"Owen Smith has the capabilities not only to win the leadership election, but to become a transformative, radical Prime Minister-in-waiting"Wykehamistwikipedian

After months of uncertainty, the Labour Party has its challenger. Over the long, hot summer, the Labour Party will stage a very public, bloody and visceral battle for its soul.

Thrust from the relative obscurity of Shadow Welfare and Pensions Secretary, Owen Smith is now, in the eyes of many, entrusted with ensuring the survival of the Labour Party. It is no small challenge for a person who has only been an MP for five years, and never held an executive office.

Already, we are being told that Smith does not stand a chance. Up against the well-oiled Momentum machine, commentators are queuing up to announce Jeremy Corbyn as the winner before the contest has even begun. It is a mark of the pessimism in the Parliament Labour Party (PLP) that most tend to agree with this analysis.

However, Owen Smith has the capabilities not only to win the leadership election, but to become the transformative, radical Prime Minister-in-waiting that the Labour Party so badly needs. For me, in just the first week of his leadership campaign, Smith has shown the potential to be exactly the kind of leader Labour craves.

To understand Smith, you need to grasp the internal machinations of the Labour Party. Smith heralds from the much-vaunted but little understood ‘Soft Left’ of the Party. Put simply, the ‘Soft Left’ is essentially the historical mainstream of the party, rooted in the traditions of Neil Kinnock, Barbara Castle and Robin Cook. In recent times, the ‘Soft Left’ has looked to the leadership of Ed Miliband, and his ally Sadiq Khan, the new Mayor of London.

‘Soft Left’ is neither ‘Blairite’ nor ‘Corbynite’, neither Progress or Momentum – and this is the reason why Smith has a chance of winning. His campaign must be rooted in his ability to unify a fractured party, and provide the sort of cohesive leadership that only his wing of the party can supply.

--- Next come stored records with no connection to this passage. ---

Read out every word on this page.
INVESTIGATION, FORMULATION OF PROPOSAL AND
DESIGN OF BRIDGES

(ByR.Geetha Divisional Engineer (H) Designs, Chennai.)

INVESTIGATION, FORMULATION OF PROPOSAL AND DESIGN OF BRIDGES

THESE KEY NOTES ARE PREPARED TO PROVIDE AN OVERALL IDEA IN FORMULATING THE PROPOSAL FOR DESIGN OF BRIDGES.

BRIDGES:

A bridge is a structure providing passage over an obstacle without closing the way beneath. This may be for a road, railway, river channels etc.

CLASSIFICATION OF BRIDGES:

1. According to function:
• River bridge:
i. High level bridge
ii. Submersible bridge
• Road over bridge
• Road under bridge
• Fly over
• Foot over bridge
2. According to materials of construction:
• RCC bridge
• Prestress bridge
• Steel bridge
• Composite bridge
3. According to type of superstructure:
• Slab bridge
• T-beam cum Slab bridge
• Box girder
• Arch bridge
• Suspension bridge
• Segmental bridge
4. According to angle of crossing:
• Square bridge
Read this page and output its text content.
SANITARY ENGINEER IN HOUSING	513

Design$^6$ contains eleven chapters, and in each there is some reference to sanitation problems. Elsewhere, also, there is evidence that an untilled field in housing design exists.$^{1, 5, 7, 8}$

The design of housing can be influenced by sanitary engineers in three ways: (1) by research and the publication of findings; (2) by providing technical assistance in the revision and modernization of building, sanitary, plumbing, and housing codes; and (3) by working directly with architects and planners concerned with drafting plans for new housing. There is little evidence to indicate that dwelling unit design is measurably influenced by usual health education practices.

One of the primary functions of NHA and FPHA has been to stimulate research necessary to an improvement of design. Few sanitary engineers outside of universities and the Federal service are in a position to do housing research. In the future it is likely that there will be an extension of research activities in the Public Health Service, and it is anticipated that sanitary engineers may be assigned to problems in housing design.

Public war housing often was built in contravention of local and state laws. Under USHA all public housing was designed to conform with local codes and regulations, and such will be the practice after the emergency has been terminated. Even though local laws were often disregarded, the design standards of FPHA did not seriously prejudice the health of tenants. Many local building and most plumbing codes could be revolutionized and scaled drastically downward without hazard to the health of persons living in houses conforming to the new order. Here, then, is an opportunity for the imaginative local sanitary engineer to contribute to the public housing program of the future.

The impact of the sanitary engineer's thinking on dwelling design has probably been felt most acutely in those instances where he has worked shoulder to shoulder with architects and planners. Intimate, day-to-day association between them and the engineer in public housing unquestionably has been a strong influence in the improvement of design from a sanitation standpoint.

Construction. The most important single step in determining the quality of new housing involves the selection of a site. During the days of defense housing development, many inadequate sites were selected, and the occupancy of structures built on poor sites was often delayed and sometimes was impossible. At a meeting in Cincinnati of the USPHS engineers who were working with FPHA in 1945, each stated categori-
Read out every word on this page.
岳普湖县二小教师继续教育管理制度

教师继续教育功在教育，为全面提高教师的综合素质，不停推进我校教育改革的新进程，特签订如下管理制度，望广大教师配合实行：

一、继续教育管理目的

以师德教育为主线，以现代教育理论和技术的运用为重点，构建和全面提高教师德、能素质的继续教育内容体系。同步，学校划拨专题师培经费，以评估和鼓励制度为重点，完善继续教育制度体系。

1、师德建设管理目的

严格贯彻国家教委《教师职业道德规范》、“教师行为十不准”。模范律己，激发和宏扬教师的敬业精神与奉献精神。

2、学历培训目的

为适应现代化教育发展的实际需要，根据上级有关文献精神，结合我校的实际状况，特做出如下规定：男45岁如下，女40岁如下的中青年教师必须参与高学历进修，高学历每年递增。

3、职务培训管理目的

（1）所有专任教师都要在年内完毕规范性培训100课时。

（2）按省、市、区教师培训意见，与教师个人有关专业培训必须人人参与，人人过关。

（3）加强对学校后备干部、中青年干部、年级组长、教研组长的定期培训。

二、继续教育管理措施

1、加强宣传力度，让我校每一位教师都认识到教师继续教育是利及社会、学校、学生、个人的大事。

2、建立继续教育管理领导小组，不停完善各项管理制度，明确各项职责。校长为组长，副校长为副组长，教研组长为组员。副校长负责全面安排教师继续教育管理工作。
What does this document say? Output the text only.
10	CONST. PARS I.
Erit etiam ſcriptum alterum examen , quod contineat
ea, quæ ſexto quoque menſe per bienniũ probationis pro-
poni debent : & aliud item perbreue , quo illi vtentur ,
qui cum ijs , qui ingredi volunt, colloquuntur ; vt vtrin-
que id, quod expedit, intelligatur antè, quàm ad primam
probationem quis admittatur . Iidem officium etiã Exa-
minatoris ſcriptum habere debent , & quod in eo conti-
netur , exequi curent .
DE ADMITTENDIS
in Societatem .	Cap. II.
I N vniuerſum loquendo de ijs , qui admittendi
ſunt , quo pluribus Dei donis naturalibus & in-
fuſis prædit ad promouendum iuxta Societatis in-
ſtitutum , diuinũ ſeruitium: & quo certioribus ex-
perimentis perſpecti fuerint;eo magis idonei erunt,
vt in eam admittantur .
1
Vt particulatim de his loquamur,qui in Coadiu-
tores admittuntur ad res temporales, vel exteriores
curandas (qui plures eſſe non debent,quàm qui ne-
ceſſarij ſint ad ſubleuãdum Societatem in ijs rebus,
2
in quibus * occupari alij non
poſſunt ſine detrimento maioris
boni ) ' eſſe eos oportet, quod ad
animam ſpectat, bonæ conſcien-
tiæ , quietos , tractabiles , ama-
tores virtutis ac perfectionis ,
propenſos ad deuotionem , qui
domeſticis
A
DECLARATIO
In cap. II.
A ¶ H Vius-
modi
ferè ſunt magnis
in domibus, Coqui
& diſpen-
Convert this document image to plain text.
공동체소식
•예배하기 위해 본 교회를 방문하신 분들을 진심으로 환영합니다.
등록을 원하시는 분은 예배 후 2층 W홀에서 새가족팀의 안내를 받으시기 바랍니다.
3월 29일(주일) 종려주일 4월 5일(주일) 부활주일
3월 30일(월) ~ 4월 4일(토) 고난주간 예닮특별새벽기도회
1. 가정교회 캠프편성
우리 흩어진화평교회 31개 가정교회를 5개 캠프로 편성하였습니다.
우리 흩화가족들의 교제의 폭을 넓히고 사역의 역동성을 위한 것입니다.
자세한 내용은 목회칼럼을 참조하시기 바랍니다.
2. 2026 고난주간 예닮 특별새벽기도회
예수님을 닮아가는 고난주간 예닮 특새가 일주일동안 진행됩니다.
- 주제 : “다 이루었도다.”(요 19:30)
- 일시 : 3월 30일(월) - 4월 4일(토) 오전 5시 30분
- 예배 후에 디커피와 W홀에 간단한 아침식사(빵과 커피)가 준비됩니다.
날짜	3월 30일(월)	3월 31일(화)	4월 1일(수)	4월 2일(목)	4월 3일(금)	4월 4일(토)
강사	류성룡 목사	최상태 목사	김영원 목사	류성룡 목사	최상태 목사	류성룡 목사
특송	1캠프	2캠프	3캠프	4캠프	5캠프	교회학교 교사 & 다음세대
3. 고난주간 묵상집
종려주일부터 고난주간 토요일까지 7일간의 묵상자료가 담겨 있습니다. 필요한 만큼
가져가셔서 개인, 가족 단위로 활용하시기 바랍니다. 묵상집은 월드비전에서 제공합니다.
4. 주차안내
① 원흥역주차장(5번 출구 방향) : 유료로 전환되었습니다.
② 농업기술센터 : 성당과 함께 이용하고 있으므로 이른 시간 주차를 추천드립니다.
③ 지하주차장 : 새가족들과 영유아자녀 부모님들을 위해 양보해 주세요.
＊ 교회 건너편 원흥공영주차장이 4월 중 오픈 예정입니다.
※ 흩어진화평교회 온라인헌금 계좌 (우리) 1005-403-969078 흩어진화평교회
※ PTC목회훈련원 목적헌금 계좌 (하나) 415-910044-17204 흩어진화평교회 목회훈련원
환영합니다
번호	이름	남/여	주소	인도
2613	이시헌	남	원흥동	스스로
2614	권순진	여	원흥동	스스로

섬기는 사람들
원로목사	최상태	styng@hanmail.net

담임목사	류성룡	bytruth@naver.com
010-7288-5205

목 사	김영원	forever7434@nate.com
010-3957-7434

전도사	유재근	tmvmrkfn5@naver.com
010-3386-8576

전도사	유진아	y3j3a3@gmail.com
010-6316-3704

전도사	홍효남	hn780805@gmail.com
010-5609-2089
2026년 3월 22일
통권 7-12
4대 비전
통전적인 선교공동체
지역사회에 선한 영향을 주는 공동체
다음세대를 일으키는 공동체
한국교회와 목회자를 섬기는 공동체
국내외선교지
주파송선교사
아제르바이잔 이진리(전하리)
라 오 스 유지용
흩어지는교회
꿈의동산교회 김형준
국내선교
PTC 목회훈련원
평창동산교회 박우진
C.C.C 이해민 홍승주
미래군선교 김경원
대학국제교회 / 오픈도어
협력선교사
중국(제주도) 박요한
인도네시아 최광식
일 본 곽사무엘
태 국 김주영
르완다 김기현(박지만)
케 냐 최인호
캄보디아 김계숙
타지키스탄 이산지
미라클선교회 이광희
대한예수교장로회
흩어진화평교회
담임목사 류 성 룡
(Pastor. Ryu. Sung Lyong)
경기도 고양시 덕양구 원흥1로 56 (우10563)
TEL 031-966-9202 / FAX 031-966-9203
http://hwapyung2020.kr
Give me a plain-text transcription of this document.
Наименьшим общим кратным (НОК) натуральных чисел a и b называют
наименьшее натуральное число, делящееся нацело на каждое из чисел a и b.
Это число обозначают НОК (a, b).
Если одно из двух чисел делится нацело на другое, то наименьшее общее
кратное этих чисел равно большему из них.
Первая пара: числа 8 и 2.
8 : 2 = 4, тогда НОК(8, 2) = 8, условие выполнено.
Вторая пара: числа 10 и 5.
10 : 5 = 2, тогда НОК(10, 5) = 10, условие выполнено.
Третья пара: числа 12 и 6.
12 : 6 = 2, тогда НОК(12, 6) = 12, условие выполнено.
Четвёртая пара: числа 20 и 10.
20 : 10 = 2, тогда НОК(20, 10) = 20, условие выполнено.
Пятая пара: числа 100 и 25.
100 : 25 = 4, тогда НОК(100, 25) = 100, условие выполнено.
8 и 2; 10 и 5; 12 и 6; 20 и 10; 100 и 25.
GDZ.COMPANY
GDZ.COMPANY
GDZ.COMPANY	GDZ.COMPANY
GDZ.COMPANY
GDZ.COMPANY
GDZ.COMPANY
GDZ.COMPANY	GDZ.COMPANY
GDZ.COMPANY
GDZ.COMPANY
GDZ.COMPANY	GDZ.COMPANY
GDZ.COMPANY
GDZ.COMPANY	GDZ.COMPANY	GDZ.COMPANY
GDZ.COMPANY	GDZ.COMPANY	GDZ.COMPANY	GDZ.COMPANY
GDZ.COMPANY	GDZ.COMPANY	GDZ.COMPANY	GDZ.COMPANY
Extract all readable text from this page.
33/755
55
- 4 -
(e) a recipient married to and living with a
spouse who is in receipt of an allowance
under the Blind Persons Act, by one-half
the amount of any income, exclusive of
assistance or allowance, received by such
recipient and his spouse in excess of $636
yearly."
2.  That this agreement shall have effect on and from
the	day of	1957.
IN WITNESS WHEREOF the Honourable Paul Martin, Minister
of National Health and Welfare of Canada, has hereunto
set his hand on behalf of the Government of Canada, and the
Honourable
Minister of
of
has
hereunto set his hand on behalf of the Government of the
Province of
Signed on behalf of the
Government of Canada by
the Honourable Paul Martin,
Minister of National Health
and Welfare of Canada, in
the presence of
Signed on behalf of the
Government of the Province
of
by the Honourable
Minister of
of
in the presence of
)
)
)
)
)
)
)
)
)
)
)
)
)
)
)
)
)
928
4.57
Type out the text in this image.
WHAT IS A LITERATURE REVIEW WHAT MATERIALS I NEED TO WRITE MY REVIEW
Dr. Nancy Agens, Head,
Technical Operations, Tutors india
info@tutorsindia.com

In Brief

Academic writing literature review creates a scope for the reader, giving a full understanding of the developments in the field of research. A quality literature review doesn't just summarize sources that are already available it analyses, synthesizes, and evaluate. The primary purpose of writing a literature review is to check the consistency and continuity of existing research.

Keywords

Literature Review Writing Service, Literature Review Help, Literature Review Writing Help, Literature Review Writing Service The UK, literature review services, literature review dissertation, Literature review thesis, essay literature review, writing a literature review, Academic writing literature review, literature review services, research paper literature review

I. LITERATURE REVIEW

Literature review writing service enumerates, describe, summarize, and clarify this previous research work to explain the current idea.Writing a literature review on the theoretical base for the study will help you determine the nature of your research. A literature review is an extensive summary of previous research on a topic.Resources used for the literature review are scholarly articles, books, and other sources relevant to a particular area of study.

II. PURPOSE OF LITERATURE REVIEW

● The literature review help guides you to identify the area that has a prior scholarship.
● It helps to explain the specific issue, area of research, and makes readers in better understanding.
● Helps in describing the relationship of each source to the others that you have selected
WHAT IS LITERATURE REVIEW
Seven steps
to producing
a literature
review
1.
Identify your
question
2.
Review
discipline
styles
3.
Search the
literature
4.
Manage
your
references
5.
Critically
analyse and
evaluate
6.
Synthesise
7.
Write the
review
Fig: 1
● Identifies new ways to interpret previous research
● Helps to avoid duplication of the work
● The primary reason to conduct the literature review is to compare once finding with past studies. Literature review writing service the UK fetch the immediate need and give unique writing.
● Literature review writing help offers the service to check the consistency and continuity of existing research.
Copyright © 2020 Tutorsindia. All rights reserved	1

It is essential that the new leadership comes from the ‘Soft Left’ because the cavern between Progress-ites and Momentum-ites is so deep. Corbyn’s victory last summer was the manifestation of generation-long discontent among party activists. It is worth pointing out that a Progress leadership candidate has not been elected since Blair himself in 1997. The party’s internal culture today, scarred by Iraq, MPs' expenses and the perceived iniquities of New Labour, is not likely to elect a Liz Kendall or Tristram Hunt any time soon.

This means that Smith must position himself as a healer within the party, someone who can marry the radical vigour of the Corbyn movement with Labour’s more savvy and – for want of a better word – electable traditions. Already he has made movements in this direction, speaking on the need to recast ‘anti-austerity’ as ‘pro-prosperity’, in a bid to made the left’s economic platform more credible and meaningful.

Here in Cambridge, it will be especially interesting to see how the race pans out. Corbyn’s success last summer was rooted in mobilising young people with an optimistic and hopeful vision of the future. Across the student left, Corbyn’s election opened up a new space for left activism and energies. To have a chance of winning, Smith will need to capture this energy. A good start would be to challenge the expected further increase in tuition fees, which will once again threaten to price aspirational students out of elite education.

Beyond tuition fees, Smith’s best chance comes in positioning himself as a candidate not only ready to build on the Corbyn movement, but also to translate it into a winning platform. In the long shadow of Brexit, Britain needs politicians who are bold enough to offer brave answers to the social, economic and constitutional issues of the day. By embracing a ‘British New Deal’ to “succeed where austerity failed”, one could argue that Smith has already contributed more concrete policy to this debate than Jeremy Corbyn and John McDonnell have in the past nine months combined.

At this fundamental juncture in British history, we need such imaginative thinking. Brexit will be the biggest shake-up of our national institutions in a generation, and Labour cannot afford to sit on the sidelines while the Tories re-write the script. It might be painful to admit, but under Jeremy Corbyn the party cannot form the united, winning government it needs to protect the British people. It does not make one ‘Blairite’ or a ‘Red Tory’ to make this point: nobody could accuse Owen Smith of being either. But Smith is correct in phrasing his campaign as about ‘Labour’s Future’ because this is where the party must now look.   

Smith can win, and he can unite a fractured party. To do so, he must battle against the entrenched forces of tribal loyalties to ‘factions’ or sides. The historic goal of the so-called ‘Soft Left’ has always been to bring Labour together, and marry its principles to its pragmatism. Only then can we get on with the business of government.